En este mes de mayo he sido víctima de tres comuniones. La cosa podría haber sido peor puesto que me han invitado a cinco pero, al superponerse varias de las fechas, he podido evitar mi asistencia a dos de ellas. Por lo dicho habrán podido deducir que no me gustan nada las primeras comuniones. Han acertado de lleno.
No me gusta que el cura, con tono paternalista, me sermoneé, antes de empezar la ceremonia, sobre la forma en la que debo o no comportarme durante la misma. No me gusta la gente que habla a voz en grito dentro de la iglesia como si lo que allí aconteciese no fuese con ella, ni el tipo del traje barato y la corbata hortera y mal anudada, que vocifera a mi lado mientras el cura nos suelta una homilía a la que nadie hace ni puñetero caso. Me molesta la gente que recorre la iglesia, de arriba a abajo, interrumpiendo a cada instante, con una cámara fotográfica o de vídeo en la mano, a pesar de que entre cura y padres ya han consensuado un fotógrafo oficial para el evento. También me molesta la gente maleducada, que no conoce el refrán que dice “donde fueres haz lo que vieres” y que permanece sentada y de charla mientras el cura lee el evangelio o tiene lugar la consagración.
Me cabrea enormemente la inconsecuencia de la gente, que se deja arrastrar por las modas o por los condicionamientos sociales y lleva a su niño o a su niña a tomar la primera comunión, cuando son incapaces de darles un ejemplo de práctica católica. Me pone de los nervios saber que cuando ese niño salga de la iglesia, con su inmaculado traje blanco, no va a volver a pisarla seguramente hasta el día de su boda.
Me asombra que, a pesar de la crisis económica que sufren las familias, sean capaces de gastarse una media de 2.700 euros en un ritual que para la mayoría de ellas está vacío de contenido y para quienes acudimos en el papel de figurantes no es más que un suplicio. Conozco a bastantes de esas familias, “católicas descafeinadas”, a las que les supone un enorme esfuerzo el sumergirse en la vorágine consumista de las primeras comuniones y que sin embargo son capaces de hipotecarse con tal de que su niño resplandezca en ese día tanto como el del vecino de arriba.
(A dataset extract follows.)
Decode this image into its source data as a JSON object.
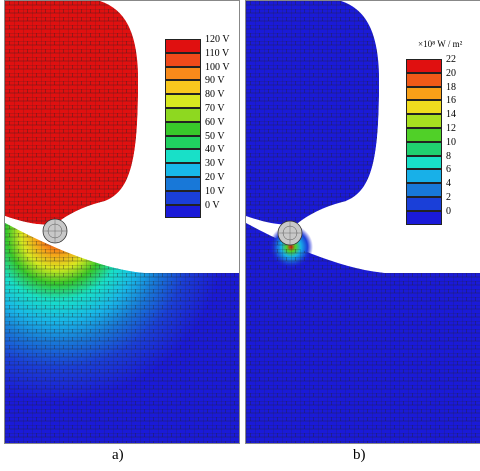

Todo esto me parece un montaje ridículo y esperpéntico y me molesta tener que ser cómplice de tanto desvarío desde el momento en el que también, por la fuerza que ejerce sobre mi la presión social, debo asistir a estas representaciones con las que, de principio a fin, yo no comulgo.
Me sorprende ver, en estos días de comuniones, llenas hasta la bandera las iglesias que, domingo a domingo, permanecen casi vacías durante el resto de los meses del año.
Es ahora, en estos días de comuniones, cuando me acuerdo de las palabras del Nazareno al sorprender a los mercaderes dentro del templo: "Quitad esto de aquí. No hagáis de la Casa de mi Padre una casa de mercado” y una trascendental duda me invade: ¿de dónde sacaría Jesús aquellas cuerdas de las que habla San Juan en su Evangelio?.
Comentarios
Me resulta curioso la gran inversión que se hace en una celebración( que no sacramento para la gran mayoría), en un pais que,cada vez más,se quiere desvincular de todo lo que huela a Iglesia acusándolo de rancio e incongruente.
Saludos
Una cosa es cierta y es que dices las cosas claras y en la cara; como se dice: al pan pan y al vino vino...claro como el agua.
Un saludo.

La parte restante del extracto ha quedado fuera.